L’intention est clairement de faire de l’ultra-violence avec un sens de l’humour, avec des méchants si mauvais qu’ils en deviennent parodiques. En théorie, c’est amusant, en pratique, malheureusement, c’est tellement ridicule qu’il devient impossible de s’engager.
Bill Skarsgård fait le « garçon » super défectueux qui a été entraîné pendant des années dans la jungle par le maître chaman. Ce dernier a recours à un entraînement intensif, à la drogue et à la torture pour transformer l’orphelin en une machine à tuer qui mettra fin aux agissements de la famille Van Der Koy, un dictateur fou. Le chef de famille, Hilda Van Der Koy, n’a pas seulement assassiné la famille de Boy, mais chaque année, elle rassemble douze citoyens dans la tradition du « Galop » et les exécute.
Boy est très musclé et bon combattant, et bien que la violence soit bien chorégraphiée, elle ne va pas loin. L’État fasciste répressif est mal décrit. Les fous de Van Der Koys sont divertissants avec leurs intrigues de palais bizarres, mais il semble très improbable qu’ils parviennent à gouverner une société par la seule violence, avec un peu de spectacle mais pas de pain.

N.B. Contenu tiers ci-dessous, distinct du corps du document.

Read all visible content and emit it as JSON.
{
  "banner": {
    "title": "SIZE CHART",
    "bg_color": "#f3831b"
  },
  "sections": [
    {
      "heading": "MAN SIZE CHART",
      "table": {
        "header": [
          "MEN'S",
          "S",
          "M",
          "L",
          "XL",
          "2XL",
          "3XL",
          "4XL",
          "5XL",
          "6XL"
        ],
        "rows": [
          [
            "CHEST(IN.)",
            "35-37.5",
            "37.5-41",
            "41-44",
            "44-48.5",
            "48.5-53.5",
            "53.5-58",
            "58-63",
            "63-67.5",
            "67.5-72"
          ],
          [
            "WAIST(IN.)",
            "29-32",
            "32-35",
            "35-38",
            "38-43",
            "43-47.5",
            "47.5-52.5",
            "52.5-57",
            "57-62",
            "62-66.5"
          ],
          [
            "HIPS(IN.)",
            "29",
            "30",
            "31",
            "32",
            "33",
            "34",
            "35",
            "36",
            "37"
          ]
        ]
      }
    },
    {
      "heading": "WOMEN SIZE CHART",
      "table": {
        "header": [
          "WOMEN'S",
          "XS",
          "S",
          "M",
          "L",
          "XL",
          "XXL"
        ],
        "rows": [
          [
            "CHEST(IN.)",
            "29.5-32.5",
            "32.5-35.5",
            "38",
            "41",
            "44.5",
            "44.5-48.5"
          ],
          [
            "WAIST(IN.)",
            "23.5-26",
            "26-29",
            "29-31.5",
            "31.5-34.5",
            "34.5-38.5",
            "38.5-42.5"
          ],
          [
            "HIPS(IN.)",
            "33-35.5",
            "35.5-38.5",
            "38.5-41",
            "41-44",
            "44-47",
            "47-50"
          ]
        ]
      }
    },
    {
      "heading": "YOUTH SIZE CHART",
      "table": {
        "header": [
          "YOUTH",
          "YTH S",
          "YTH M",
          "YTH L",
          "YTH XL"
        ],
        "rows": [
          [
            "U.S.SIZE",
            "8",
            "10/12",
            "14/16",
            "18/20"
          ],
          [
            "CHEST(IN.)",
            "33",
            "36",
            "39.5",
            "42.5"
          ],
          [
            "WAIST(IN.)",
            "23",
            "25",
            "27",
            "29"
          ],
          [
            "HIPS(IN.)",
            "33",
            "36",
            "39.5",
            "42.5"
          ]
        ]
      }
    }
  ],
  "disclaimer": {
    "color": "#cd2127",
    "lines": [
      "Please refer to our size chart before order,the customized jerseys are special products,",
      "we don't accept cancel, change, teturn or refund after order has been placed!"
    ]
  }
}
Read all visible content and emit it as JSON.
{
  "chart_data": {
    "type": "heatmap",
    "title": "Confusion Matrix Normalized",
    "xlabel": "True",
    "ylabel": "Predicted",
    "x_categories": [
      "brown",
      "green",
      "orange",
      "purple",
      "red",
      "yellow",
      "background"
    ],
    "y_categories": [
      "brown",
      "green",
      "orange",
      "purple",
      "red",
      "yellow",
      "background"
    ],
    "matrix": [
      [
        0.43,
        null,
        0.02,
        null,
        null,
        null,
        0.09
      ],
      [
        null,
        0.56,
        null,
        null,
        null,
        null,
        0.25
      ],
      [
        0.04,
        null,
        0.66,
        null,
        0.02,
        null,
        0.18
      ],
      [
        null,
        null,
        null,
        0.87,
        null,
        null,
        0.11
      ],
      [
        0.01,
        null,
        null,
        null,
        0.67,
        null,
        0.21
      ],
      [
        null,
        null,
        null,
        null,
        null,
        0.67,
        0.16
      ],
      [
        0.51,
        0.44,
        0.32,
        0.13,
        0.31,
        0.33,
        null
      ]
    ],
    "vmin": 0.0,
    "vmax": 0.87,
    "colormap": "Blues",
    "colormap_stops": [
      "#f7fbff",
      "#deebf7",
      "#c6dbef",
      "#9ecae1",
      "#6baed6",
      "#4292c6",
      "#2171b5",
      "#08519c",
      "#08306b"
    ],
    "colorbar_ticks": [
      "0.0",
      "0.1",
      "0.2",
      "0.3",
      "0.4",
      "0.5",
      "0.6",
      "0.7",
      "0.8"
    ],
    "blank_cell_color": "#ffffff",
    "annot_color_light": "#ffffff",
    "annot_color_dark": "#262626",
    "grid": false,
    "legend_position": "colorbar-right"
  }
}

Il y a beaucoup de choses d’idées géniales, d’idées folles et d’acteurs drôles. Mais tout génie est soit noyé dans le sang, soit noyé dans une béance perpétuelle.
Lorsque Boy atterrit sur le cou, se fait trancher la jambe de la cheville à la cuisse et se relève quelques instants plus tard, je baille surtout de dégoût. L’ultraviolence doit être soignée si elle veut dire quelque chose.
Erik est né et a grandi à Stockholm, en Suède, où il a passé la majeure partie de sa vie avant de venir vivre en France en 2018. Il est de langue maternelle suédoise et parle couramment francais. Il a obtenu un diplôme en communication et marketing à l’Université de Stockholm. Passioné par les voyages et la culture Suédoise, il aime partager les infos et valeurs de la Suède.